A. RNA was extracted from control (sh-) and ESE3 knock-down (sh7) LNCaP cells 48 h post-transfection with siEZH2 and control siRNA and analyzed by RT-PCR. B. H3K27 methylation was assessed in sh- and sh7 LNCaP cells by ChIP and qPCR with primers encompassing the EBS and ARE in the Nkx3.1 gene. ETS2 was used as negative control (Fig. S8B) C. ESE3 binding to the EZH2 and Nkx3.1 promoter was assessed by ChIP and qPCR in sh- and sh7 LNCaP cells. ETS2 was used as negative control (Fig. S9A). D. ESE3 binding to the EZH2 and Nkx3.1 promoter in control and ERG-expressing (ERG-18) LNCaP cells assessed by ChIP and qPCR. ETS2 was used as negative control (Fig.
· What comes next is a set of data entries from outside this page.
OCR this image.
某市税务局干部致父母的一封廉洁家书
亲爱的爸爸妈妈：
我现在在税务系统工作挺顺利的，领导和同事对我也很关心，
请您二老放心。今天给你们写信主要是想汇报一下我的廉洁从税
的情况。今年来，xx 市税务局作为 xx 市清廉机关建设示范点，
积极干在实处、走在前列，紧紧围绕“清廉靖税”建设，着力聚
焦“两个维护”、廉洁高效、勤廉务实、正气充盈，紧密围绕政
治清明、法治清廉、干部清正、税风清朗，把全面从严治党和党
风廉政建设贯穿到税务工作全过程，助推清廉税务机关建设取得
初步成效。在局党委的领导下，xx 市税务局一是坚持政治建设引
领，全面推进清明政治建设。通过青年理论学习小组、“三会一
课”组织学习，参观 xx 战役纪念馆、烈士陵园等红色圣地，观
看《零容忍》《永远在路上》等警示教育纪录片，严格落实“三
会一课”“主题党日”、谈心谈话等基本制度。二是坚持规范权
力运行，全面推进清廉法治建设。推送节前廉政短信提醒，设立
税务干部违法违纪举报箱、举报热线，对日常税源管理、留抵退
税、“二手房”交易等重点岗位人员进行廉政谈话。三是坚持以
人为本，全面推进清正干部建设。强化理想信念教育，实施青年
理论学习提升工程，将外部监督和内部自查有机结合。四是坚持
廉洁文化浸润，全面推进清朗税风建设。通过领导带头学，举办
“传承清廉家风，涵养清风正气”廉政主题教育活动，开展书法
S9B). *, p<0.01.

Figure 7. Effects of deregulated expression of ERG and ESE3 in prostate cancer cells.

A. ERG over-expression and ESE3 knock-down (B) enhance cell migration. Cells were grown until confluence and starved for 24 h when a scratch was performed on the monolayer. Pictures were taken at 0 and 72 h. Representative photographs of triplicate experiments are shown. C. Control and ERG over-expressing LNCaP cell clones were plated in polyhema coated 96-well plates and cell viability was measured using a colorimetric assay at the indicated time points. D. Control and ESE3 knock-down LNCaP cells were plated in polyhema and assayed as described above. E. VCaP cells were transfected with siRNAs against ERG or EZH2 and plated in polyhema after 24 h. Cell viability was measured as described above. F. Parental and ERG-expressing (ERG-18) LNCaP cells were transfected with siRNAs against EZH2 and assayed as indicated above. G. Parental and ERG-expressing (ERG-18) LNCaP cells were transfected with full length Nkx3.1 expression vector and assayed as indicated above. H. Parental (sh-) and ESE3 knock-down (sh-7) LNCaP cells were transfected with full length Nkx3.1 expression vector and assayed as indicated above. Data are presented as mean ± SD of triplicate experiments. *, p<0.01; **, p<0.001.

Figure 8. Model of the reciprocal regulation of EZH2 and Nkx3.1 by competing ETS factors.

ESE3 controls expression of EZH2 and Nkx3.1 in normal prostate epithelial cells. ERG over-expression or loss of ESE3 leads to abnormal expression of these key genes and promotes cell transformation.